Hallifax & Jeffrey are viol players who first came together in 2005 to play the music of Forqueray, th
e last of the great French 17th-century violists. The success of their first concerts led them to expand their repertoire to the other French masters, Couperin, Dollé, and Marais. In 2006, they performed the complete works of Forqueray in a series of five concerts over five days at the Berkeley Festival, and repeated the series in 2008. In between, they toured programs of Forqueray and other French composers throughout the western states.
In 2008 they added yet another completely different repertoire, the English viol music of Simpson, Locke, Jenkins, and their contemporaries. They are currently working on projects involving English music for lyra viols and music by Lawes, although they still love to perform Forqueray and his contemporaries.
They play as a duo, and also as a larger ensemble with other musicians: lutenists, violinists, singers, keyboard players, and other viol players, as needed.
Peter Hallifax studied viol with Jane Ryan in London, while completing a Bachelor’s Degree in Music from the University of Surrey and a Master’s Degree in Musicology from the University of London, King’s College.
In 1976, he moved to the Bay Area. He was a founding member of Philharmonia Baroque Orchestra, and taught viol at UC Berkeley, UC Santa Cruz, and many workshops and seminars throughout the US, while maintaining an active concert career throughout the US as a violist.
After a 20 year hiatus, he started playing again in 2005, concentrating at first on the music of Forqueray, Couperin, Marais, and Dollé. More recently, he has been exploring English 17th-century music and the Bach sonatas.
During her 32-year love affair with the viol, Julie Jeffrey has developed a career on the instrument which has taken her all over the world, performing, recording, teaching and inspiring enthusiasm for the viol. At home in the San Francisco Bay Area Ms. Jeffrey is a member of Sex Chordæ Consort of Viols, is the creative mastermind of the acclaimed trio Wildcat Viols, and is half of the French Baroque specialists, Hallifax & Jeffrey. Devoted to promoting all aspects of interest in her instrument, Ms. Jeffrey is a co-founder and active member of the Viola da Gamba Society, Pacifica Chapter, and currently serves on the board of directors of the Viola da Gamba Society of America.
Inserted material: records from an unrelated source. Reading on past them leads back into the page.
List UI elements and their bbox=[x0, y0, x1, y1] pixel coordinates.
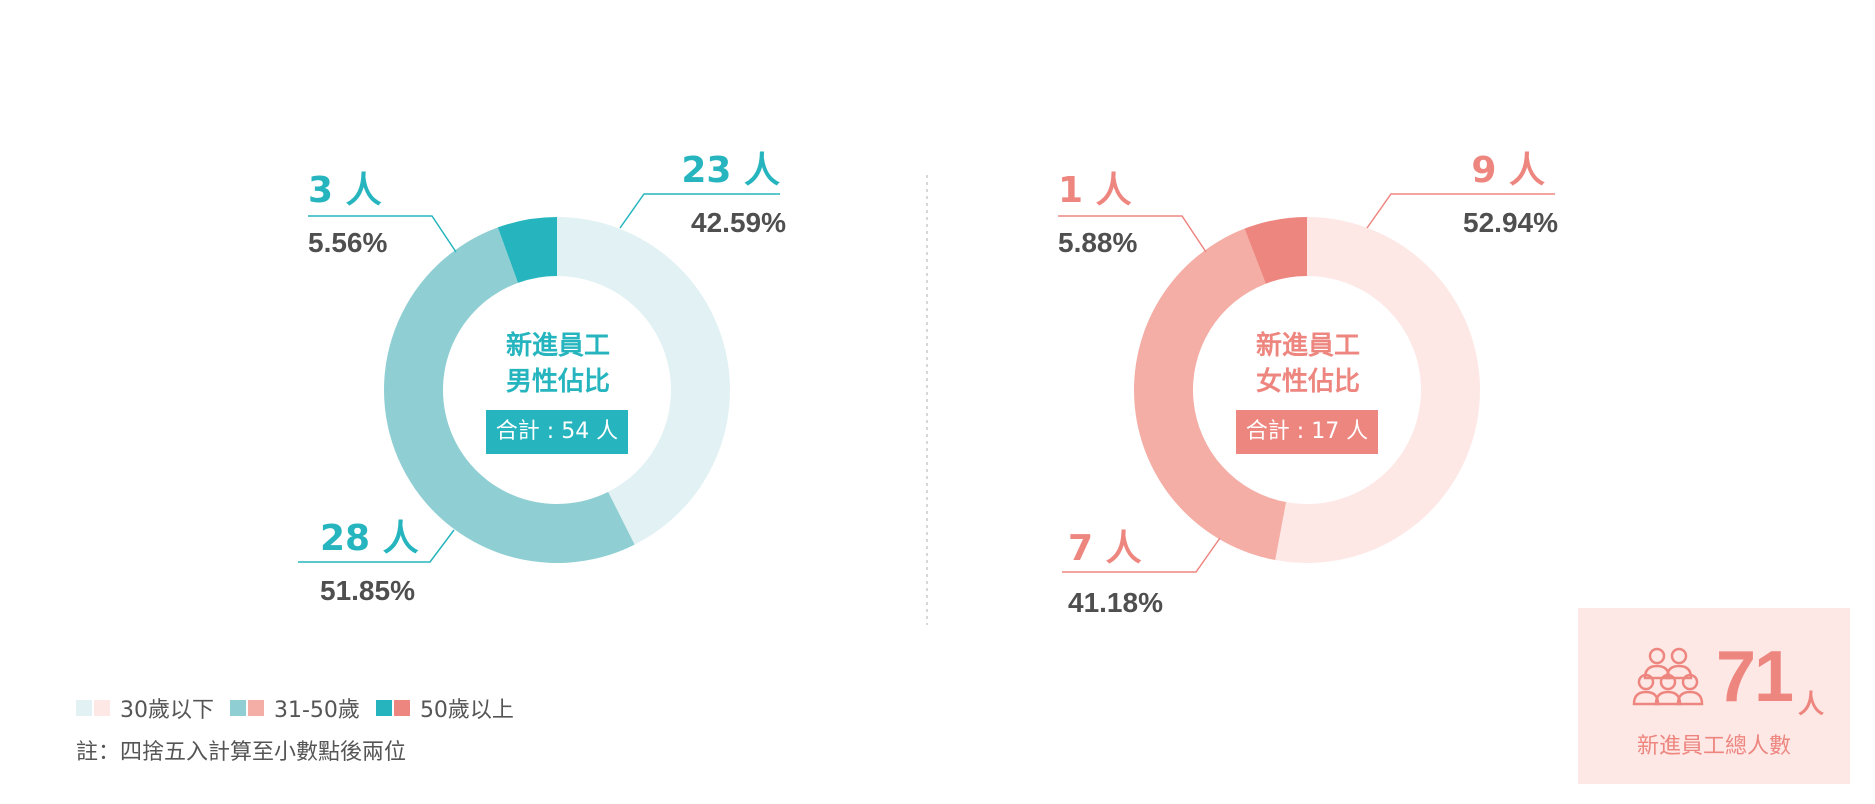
donut-slice-2 bbox=[1244, 217, 1307, 284]
count-label-0: 23 人 bbox=[681, 150, 780, 191]
male-center-title: 新進員工 男性佔比 bbox=[458, 328, 658, 400]
count-label-2: 3 人 bbox=[308, 170, 382, 211]
female-donut-chart: 9 人 52.94% 7 人 41.18% 1 人 5.88% bbox=[1058, 150, 1558, 618]
legend-swatch-female-over-50 bbox=[393, 700, 410, 716]
legend-label-over-50: 50歲以上 bbox=[419, 698, 514, 723]
donut-slice-0 bbox=[557, 217, 730, 545]
percent-label-2: 5.88% bbox=[1058, 227, 1137, 258]
legend-label-under-30: 30歲以下 bbox=[120, 698, 214, 723]
legend-swatch-female-31-50 bbox=[248, 700, 264, 716]
percent-label-0: 42.59% bbox=[691, 207, 786, 238]
legend-item-31-50: 31-50歲 bbox=[230, 692, 360, 724]
legend: 30歲以下 31-50歲 50歲以上 bbox=[76, 692, 530, 724]
leader-line-2 bbox=[308, 215, 457, 253]
leader-line-1 bbox=[1062, 537, 1221, 573]
count-label-0: 9 人 bbox=[1471, 150, 1545, 191]
count-label-1: 7 人 bbox=[1068, 528, 1142, 569]
percent-label-2: 5.56% bbox=[308, 227, 387, 258]
male-center-title-line2: 男性佔比 bbox=[505, 367, 610, 397]
donut-slice-0 bbox=[1275, 217, 1481, 564]
legend-item-over-50: 50歲以上 bbox=[375, 692, 514, 724]
total-caption: 新進員工總人數 bbox=[1636, 734, 1791, 759]
female-center-title-line1: 新進員工 bbox=[1255, 331, 1360, 361]
legend-swatch-male-31-50 bbox=[230, 700, 246, 716]
total-new-employees-card: 71 人 新進員工總人數 bbox=[1578, 608, 1850, 784]
total-value: 71 bbox=[1716, 637, 1794, 717]
rounding-note: 註：四捨五入計算至小數點後兩位 bbox=[76, 740, 407, 765]
total-unit: 人 bbox=[1798, 690, 1825, 720]
donut-slice-1 bbox=[383, 227, 635, 564]
count-label-1: 28 人 bbox=[320, 518, 419, 559]
people-group-icon bbox=[1632, 647, 1704, 706]
legend-swatch-male-under-30 bbox=[76, 700, 92, 716]
leader-line-0 bbox=[1366, 193, 1555, 229]
legend-label-31-50: 31-50歲 bbox=[274, 698, 360, 723]
donut-slice-2 bbox=[497, 217, 557, 283]
leader-line-1 bbox=[298, 529, 455, 563]
leader-line-0 bbox=[619, 193, 780, 229]
percent-label-0: 52.94% bbox=[1463, 207, 1558, 238]
female-center-title-line2: 女性佔比 bbox=[1255, 367, 1360, 397]
male-donut-chart: 23 人 42.59% 28 人 51.85% 3 人 5.56% bbox=[298, 150, 786, 606]
percent-label-1: 41.18% bbox=[1068, 587, 1163, 618]
percent-label-1: 51.85% bbox=[320, 575, 415, 606]
male-total-badge: 合計 : 54 人 bbox=[486, 410, 628, 454]
leader-line-2 bbox=[1058, 215, 1207, 253]
male-center-title-line1: 新進員工 bbox=[505, 331, 610, 361]
legend-swatch-female-under-30 bbox=[94, 700, 110, 716]
donut-slice-1 bbox=[1134, 228, 1287, 561]
female-center-title: 新進員工 女性佔比 bbox=[1208, 328, 1408, 400]
count-label-2: 1 人 bbox=[1058, 170, 1132, 211]
female-total-badge: 合計 : 17 人 bbox=[1236, 410, 1378, 454]
legend-swatch-male-over-50 bbox=[375, 700, 392, 716]
legend-item-under-30: 30歲以下 bbox=[76, 692, 214, 724]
Lynn Tetenbaum has been hailed by the Boston Herald as a “master musician, fluent, intelligent and natural.” She holds a B.A. from Wellesley College and the Artist Diploma from Oberlin Conservatory where she studied with Catharina Meints. The recipient of grants from Wellesley College and the Ministry of the Flemish Community, she spent five years in Belgium where she studied with Wieland Kuijken at the Royal Conservatory of Brussels, receiving the Premier Prix in 1987 and the Diplôme Supérieur in 1990.
While living in the Boston area, she was a cofounder of “Défense de la viole,” a series dedicated to music featuring the viola da gamba, and performed for many years with Musica Poetica, an ensemble focusing on music from 17th-century Germany. Since moving to the Bay Area in 1988, Ms. Tetenbaum has performed with many of the area’s leading early music ensembles including American Baroque, the California Bach Society, Magnificat, and the San Francisco Bach Choir. She has toured and recorded with groups such as Jacobean Viols (Holland), the Boston Camerata and the Sex Chordae Consort of Viols, and has appeared at the Berkeley Early Music Festival, the Regensberg Festival and on numerous San Francisco Early Music Society concerts. She has taught at workshops in Belgium and England as well as in the US and teaches privately in the Bay Area. She has recorded for Erato, Koch, and Centaur.